The new Section 393 SGB V “Cloud-Use in the Healthcare System“, applies to healthcare providers, health insurances and their data processors and cloud-computing service providers that offer services to these groups. The new rules may also impact certain medical research projects that process health data using cloud-computing.
As a result, the processing of health data using cloud-computing services is subject to special requirements which state the data may only be processed in certain geographical regions and technical and organisational measures must be taken to ensure providers meet certain security requirements.
The health and social data may only be processed by cloud computing services
· within Germany,
· an EU member state,
· an EEA member state and Switzerland according to section 35 (7) SGB I,
· or a third country with an adequacy decision according to Art. 45 GDPR.
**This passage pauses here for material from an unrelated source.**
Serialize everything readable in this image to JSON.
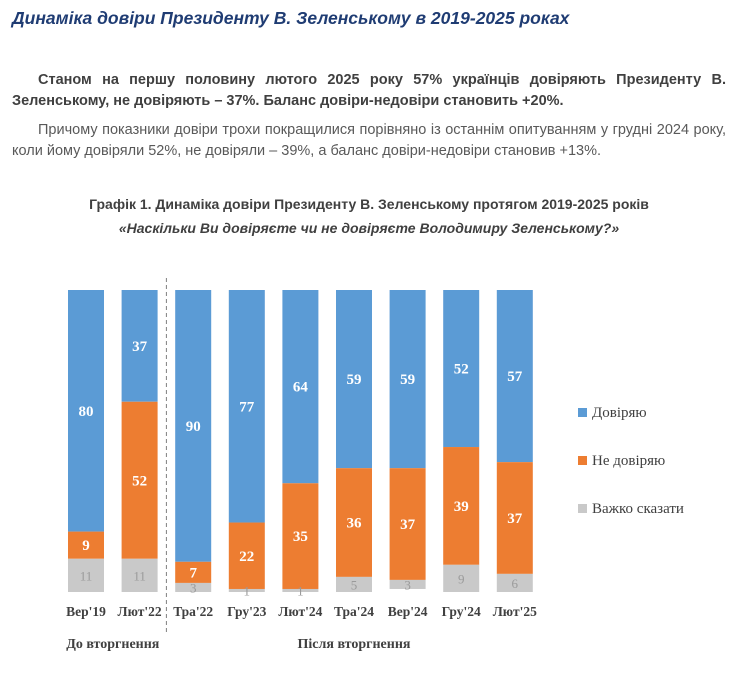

If health and social data is processed outside Germany, the data processing entity must also maintain a branch office within Germany.
According to the German legislator, the provision aims to enable the secure use of cloud services as a “modern, generally widespread technology in the healthcare sector and to create minimum technical standards for the use of IT systems based on cloud-computing”.
In contrast to the EU GDPR legislation , the German requirement does not recognise the execution of the EU Standard Contractual Clauses (SCCs) or other means such as Binding Corporate Rules as adequate guarantees for cloud-computing services when personal data is processed in a third country that is not subject to an adequacy decision by the European Commission.
The new requirements apply to data processing using cloud-computing irrespective of whether the cloud-computing is offered by an external vendor or utilises a tool that the healthcare providers or health insurance has developed on their own.
Data processing using cloud-computing services must have appropriate technical and organisational measures implemented to ensure data security requiring a current C5 certificate is issued to the data processing entity and the cloud-computing customer must implement the C5 conditions and criteria.